Passion can be defined as a strong inclination towards activities that hold personal significance and compel us to invest time and energy (Vallerand, 2008). These activities are more than just hobbies – they play an important part in our identity. For instance, we may identify ourselves as a basketball player rather than simply someone who plays basketball. These passions, which often include pursuits like sports, music, art, or gardening, are the activities we prioritise because they bring us much fulfillment.

What is harmonious passion?

Harmonious passion occurs when we freely choose activities that are important to us and bring us joy, rather than feeling an uncontrollable urge to engage. These activities often elicit positive emotions, enhance satisfaction, and contribute to our overall wellbeing. Research suggests that harmonious passion is associated with better physical health, self-esteem, creativity, and concentration. Achieving harmonious passion often leads to experiencing ‘flow,’ a state of peak engagement and performance.

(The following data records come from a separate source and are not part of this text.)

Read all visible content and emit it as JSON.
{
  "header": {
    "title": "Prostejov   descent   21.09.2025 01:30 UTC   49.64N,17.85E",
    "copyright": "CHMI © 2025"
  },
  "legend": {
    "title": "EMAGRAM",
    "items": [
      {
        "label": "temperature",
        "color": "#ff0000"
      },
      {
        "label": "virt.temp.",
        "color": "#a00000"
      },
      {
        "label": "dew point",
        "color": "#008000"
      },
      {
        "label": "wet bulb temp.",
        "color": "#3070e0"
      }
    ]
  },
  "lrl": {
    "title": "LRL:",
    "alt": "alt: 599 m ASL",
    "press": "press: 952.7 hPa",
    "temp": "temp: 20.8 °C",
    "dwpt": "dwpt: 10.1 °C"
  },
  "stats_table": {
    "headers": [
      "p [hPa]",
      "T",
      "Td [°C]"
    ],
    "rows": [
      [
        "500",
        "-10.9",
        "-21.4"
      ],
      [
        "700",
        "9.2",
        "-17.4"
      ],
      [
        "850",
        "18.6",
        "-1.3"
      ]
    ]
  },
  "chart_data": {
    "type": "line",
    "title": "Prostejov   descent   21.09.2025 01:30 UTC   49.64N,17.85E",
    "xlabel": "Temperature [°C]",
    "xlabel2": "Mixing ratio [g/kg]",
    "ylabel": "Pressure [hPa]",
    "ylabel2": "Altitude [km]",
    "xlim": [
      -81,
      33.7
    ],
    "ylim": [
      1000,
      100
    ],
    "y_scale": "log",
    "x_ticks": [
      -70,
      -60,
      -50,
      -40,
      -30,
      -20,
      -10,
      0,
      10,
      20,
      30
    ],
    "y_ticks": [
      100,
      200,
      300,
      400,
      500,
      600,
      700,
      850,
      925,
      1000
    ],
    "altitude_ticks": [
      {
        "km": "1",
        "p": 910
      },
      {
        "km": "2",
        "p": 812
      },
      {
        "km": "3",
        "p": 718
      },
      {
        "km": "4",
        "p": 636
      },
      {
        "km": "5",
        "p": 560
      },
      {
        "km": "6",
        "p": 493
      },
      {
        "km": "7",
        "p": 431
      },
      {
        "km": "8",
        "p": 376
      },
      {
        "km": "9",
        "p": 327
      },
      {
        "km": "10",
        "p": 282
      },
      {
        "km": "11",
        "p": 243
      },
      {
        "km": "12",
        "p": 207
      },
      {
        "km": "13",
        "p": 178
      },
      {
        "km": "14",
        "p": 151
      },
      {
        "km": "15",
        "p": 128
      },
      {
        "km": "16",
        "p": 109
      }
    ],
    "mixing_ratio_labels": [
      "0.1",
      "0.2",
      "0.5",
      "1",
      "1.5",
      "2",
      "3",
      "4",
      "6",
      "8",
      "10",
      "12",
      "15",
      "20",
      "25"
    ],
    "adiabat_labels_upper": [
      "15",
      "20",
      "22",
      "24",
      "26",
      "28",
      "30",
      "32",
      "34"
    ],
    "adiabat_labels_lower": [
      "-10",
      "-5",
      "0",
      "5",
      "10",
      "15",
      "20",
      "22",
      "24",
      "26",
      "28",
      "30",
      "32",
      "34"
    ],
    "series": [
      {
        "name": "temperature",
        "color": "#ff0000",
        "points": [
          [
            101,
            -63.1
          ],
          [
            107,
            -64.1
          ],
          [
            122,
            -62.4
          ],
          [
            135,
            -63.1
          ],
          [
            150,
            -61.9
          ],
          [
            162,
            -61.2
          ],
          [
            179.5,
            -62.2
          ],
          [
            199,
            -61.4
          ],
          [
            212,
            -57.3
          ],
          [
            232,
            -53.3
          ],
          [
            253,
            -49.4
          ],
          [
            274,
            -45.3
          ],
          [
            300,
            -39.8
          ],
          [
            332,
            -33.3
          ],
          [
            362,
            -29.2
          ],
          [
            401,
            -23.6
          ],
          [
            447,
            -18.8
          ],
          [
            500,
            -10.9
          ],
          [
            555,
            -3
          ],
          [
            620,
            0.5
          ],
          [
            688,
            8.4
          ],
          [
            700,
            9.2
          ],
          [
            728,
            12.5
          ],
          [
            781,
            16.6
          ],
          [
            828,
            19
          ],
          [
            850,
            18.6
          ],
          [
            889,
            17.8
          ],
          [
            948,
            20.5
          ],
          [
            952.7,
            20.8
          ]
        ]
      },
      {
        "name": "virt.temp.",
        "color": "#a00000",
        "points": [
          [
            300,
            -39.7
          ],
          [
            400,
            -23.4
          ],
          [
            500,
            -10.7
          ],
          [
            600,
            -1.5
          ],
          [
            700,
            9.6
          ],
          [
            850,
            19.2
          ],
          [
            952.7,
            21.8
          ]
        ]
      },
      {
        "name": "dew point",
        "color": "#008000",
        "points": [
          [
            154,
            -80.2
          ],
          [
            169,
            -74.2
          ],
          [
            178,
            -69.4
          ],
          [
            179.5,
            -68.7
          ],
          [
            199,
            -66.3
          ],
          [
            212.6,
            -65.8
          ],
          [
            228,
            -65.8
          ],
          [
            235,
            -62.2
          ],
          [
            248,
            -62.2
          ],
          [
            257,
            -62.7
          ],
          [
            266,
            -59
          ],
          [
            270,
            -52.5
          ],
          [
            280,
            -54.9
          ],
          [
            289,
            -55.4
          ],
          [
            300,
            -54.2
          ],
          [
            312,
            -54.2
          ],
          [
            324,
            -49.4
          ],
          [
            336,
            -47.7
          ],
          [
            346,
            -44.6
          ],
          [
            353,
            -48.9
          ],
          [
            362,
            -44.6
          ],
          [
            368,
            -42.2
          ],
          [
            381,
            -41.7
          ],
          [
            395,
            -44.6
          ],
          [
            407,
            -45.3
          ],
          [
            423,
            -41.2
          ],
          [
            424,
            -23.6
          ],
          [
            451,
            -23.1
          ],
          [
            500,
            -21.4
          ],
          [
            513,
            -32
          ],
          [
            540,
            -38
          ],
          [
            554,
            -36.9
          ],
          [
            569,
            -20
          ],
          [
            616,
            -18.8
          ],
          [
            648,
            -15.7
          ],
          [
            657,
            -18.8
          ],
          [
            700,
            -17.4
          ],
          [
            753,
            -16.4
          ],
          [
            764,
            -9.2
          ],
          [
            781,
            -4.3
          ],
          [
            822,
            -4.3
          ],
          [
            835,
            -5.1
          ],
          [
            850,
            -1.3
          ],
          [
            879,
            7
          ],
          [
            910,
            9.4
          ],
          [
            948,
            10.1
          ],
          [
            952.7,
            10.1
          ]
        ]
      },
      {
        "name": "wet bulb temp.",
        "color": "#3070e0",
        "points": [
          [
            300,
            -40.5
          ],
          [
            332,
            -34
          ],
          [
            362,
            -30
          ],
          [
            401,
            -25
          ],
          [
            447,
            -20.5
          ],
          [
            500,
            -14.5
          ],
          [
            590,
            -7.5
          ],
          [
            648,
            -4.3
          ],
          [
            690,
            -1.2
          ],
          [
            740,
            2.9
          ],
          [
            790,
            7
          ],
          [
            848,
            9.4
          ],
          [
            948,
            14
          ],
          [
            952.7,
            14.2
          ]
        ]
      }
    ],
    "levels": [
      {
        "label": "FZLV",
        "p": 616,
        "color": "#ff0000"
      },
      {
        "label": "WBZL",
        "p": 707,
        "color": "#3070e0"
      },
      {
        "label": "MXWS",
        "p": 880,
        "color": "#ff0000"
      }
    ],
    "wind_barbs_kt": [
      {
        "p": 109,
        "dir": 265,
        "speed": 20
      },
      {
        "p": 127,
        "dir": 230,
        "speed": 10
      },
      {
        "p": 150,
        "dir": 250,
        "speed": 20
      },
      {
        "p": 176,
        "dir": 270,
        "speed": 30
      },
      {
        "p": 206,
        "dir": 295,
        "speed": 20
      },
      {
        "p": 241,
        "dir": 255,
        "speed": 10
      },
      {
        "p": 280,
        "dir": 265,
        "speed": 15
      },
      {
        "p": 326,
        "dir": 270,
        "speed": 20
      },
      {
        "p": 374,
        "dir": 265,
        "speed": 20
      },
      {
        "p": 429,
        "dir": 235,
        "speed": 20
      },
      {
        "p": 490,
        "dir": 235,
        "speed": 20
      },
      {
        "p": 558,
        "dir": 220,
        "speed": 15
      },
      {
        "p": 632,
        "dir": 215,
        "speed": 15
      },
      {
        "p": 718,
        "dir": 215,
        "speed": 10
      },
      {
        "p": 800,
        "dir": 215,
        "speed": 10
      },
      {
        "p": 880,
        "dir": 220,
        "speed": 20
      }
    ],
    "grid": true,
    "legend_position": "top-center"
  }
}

One of the key features of harmonious passion is that we maintain control over the activity. As a result, we can easily switch off and allocate time to other important aspects of our lives. Unlike obsessive passion, which can overwhelm and create conflicts, harmonious passion allows us to integrate our passions seamlessly with our other priorities, such as spending time with friends or family.

What’s obsessive passion?

Obsessive passion arises when individuals lack control over an activity, and it begins to conflict with other aspects of their lives. Often, this activity becomes deeply intertwined with their identity and may be driven by desires for social acceptance or self-esteem.

Individuals experiencing obsessive passion feel an uncontrollable urge to engage in the activity, even at the expense of neglecting other important areas of their lives. For instance, if work becomes obsessively consuming, individuals may forego holidays, make working late or on weekends a norm, or prioritise checking emails or messages over spending time on hobbies or with loved ones.

Activities of this kind can lead to negative emotions, anxiety, and stress, and can have a detrimental impact on our wellbeing and performance. When people are obsessively passionate about their job, they find it hard to stop thinking about their work, to step away, and can even get upset when they’re prevented from work. This typically occurs when people are reliant on this passion for their self-worth.

How can you get the balance right?

Based on the outcomes associated with the different types of passion, we should be aiming to achieve the more harmonious type.

One of the best ways to do this is to have interests particularly outside of work. Vallerand has found that by having hobbies that light you up can lower your risk of burnout. You also don’t want to have just one interest, which you pursue at the cost of everything else. Because if the passion ends, like a sporting career, what is left?

Additionally, you can consider the following:

  • When it comes to tasks – do you have an endless to-do list or do you mindfully prioritise what is possible each day and either delegate or delay the rest?
  • When it comes to boundaries – do you find it hard to switch off or do you schedule time for rest and recovery and other important things?
  • When it comes to identity – is your self-worth defined by your job? Or not?(@The Wellbeing Lab, 2022).

More and more, we’re seeing obsessively passionate people in the workplace, perhaps because some believe that being obsessively passionate is the best way to succeed.

Of course, leaders want their people to be passionate about their work, as it can lead to greater engagement, satisfaction, and productivity, resulting in higher performance.

Yet, this can be achieved when passion is of the harmonious variety. Although obsessive passion can promote long-term commitment, it can also lead to persistence when it’s no longer sensible to do so and, at worst, could result in burnout. So, leaders should be helping their workers mindfully prioritise tasks, establish and respect boundaries, and support the shift from obsessive to harmonious passion.

Of course, be passionate, but ensure that your passion is of the harmonious kind!